Oleh karena itu, Prof. Dr. H. Martin Roestamy, S.H., M.H menjelaskan bahwa setelah kata unggul diikutkan tiga kata “Mencerdaskan Kehidupan Bangsa” yang bermaksud agar ke depan cita-cita founding father bangsa Indonesia menjadi bangsa yang cerdas, yang dapat memahami kehidupan penuh tantangan serta siap menghadapi persaingan global.

“UNIDA berkomitmen untuk dapat menghasilkan alumni yang cerdas spiritual, cerdas intelektual, cerdas sosial, cerdas emosional, dan memiliki kecerdasan adversity. Inilah lima kecerdasan yang UNIDA bangun dan menjadi budaya organisasi pada universitas ini,” tuturnya.

Prof. Dr. H. Martin Roestamy, S.H., M.H menambahkan, agar dosen dapat diakui oleh dunia internasional, tenaga pendidikan yang handal dan modern, maka UNIDA juga membangun 5-S (Sadar) yaitu sadar unggul, sadar SINTA, sadar prestasi, sadar diri, dan sadar teknologi.

“Lalu, sebagai makhluk Allah SWT yang meyakini dan mempercayai bahwa Allah itu Tuhan yang Maha Esa, sehingga kami menyebutnya dengan tauhid. Maka, terkenallah universitas kita tercinta menjadi Kampus Bertauhid,” tambahnya.

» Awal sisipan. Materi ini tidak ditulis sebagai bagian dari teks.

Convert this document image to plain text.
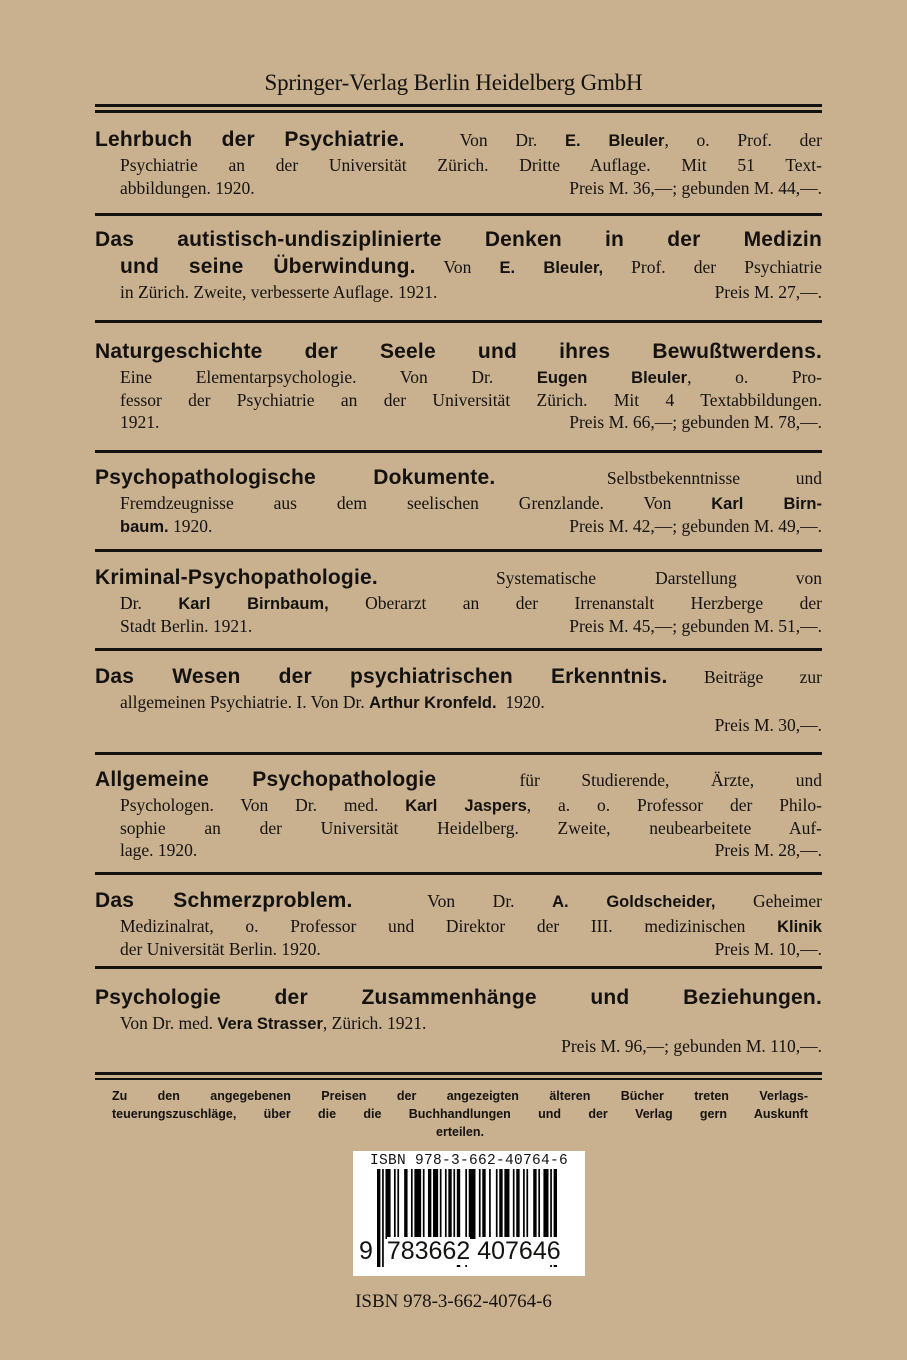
Springer-Verlag Berlin Heidelberg GmbH
Lehrbuch der Psychiatrie.  Von Dr. E. Bleuler, o. Prof. der
Psychiatrie an der Universität Zürich. Dritte Auflage. Mit 51 Text-
abbildungen. 1920.	Preis M. 36,—; gebunden M. 44,—.
Das autistisch-undisziplinierte Denken in der Medizin
und seine Überwindung. Von E. Bleuler, Prof. der Psychiatrie
in Zürich. Zweite, verbesserte Auflage. 1921.	Preis M. 27,—.
Naturgeschichte der Seele und ihres Bewußtwerdens.
Eine Elementarpsychologie. Von Dr. Eugen Bleuler, o. Pro-
fessor der Psychiatrie an der Universität Zürich. Mit 4 Textabbildungen.
1921.	Preis M. 66,—; gebunden M. 78,—.
Psychopathologische Dokumente.  Selbstbekenntnisse und
Fremdzeugnisse aus dem seelischen Grenzlande. Von Karl Birn-
baum. 1920.	Preis M. 42,—; gebunden M. 49,—.
Kriminal-Psychopathologie.  Systematische Darstellung von
Dr. Karl Birnbaum, Oberarzt an der Irrenanstalt Herzberge der
Stadt Berlin. 1921.	Preis M. 45,—; gebunden M. 51,—.
Das Wesen der psychiatrischen Erkenntnis. Beiträge zur
allgemeinen Psychiatrie. I. Von Dr. Arthur Kronfeld.  1920.
Preis M. 30,—.
Allgemeine Psychopathologie  für Studierende, Ärzte, und
Psychologen. Von Dr. med. Karl Jaspers, a. o. Professor der Philo-
sophie an der Universität Heidelberg. Zweite, neubearbeitete Auf-
lage. 1920.	Preis M. 28,—.
Das Schmerzproblem.  Von Dr. A. Goldscheider, Geheimer
Medizinalrat, o. Professor und Direktor der III. medizinischen Klinik
der Universität Berlin. 1920.	Preis M. 10,—.
Psychologie der Zusammenhänge und Beziehungen.
Von Dr. med. Vera Strasser, Zürich. 1921.
Preis M. 96,—; gebunden M. 110,—.
Zu den angegebenen Preisen der angezeigten älteren Bücher treten Verlags-
teuerungszuschläge, über die die Buchhandlungen und der Verlag gern Auskunft
erteilen.
ISBN 978-3-662-40764-6
9 783662 407646
ISBN 978-3-662-40764-6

Untuk mencapai cita-cita sesuai dengan visi dan misi tersebut, Pembina Yayasan telah mengamanatkan kepada pimpinan universitas serta pengurus Yayasan agar saling bahu membahu dalam membangun kinerja kelembagaan secara koordinatif, integratif, terukur, dan terorganisir, melepaskan diri dari anasir individu, intrik, SARA, membangun kebersamaan kolektifitas dengan tagline “Dari Kita Oleh Kita dan Untuk Kita”.

“Yayasan, senat, dewan pengawas, dosen, organisasi kemahasiswaan, tenaga kependidikan, mahasiswa bahkan kami membangun tiga pilar yaitu petugas kebersihan, keamanan dan pengemudi sebagai pilar utama kebersamaan tersebut, sehingga satu sama lain saling menguatkan,” ujar Prof. Dr. H. Martin Roestamy, S.H., M.H.

Kebersamaan tersebut diikat dengan manajemenisasi UNIDA melalui WM Formation, sehingga semuanya menjadi keluarga tanpa batas dan memahami posisi masing-masing dengan didasari pada penginternalisasian 21 Nilai Karakter Tauhid, agar membangun satu peradaban Kampus Bertauhid, pimpinan bertauhid, pemikiran berbasis tauhid, serta manajemen yang berbasis tauhid.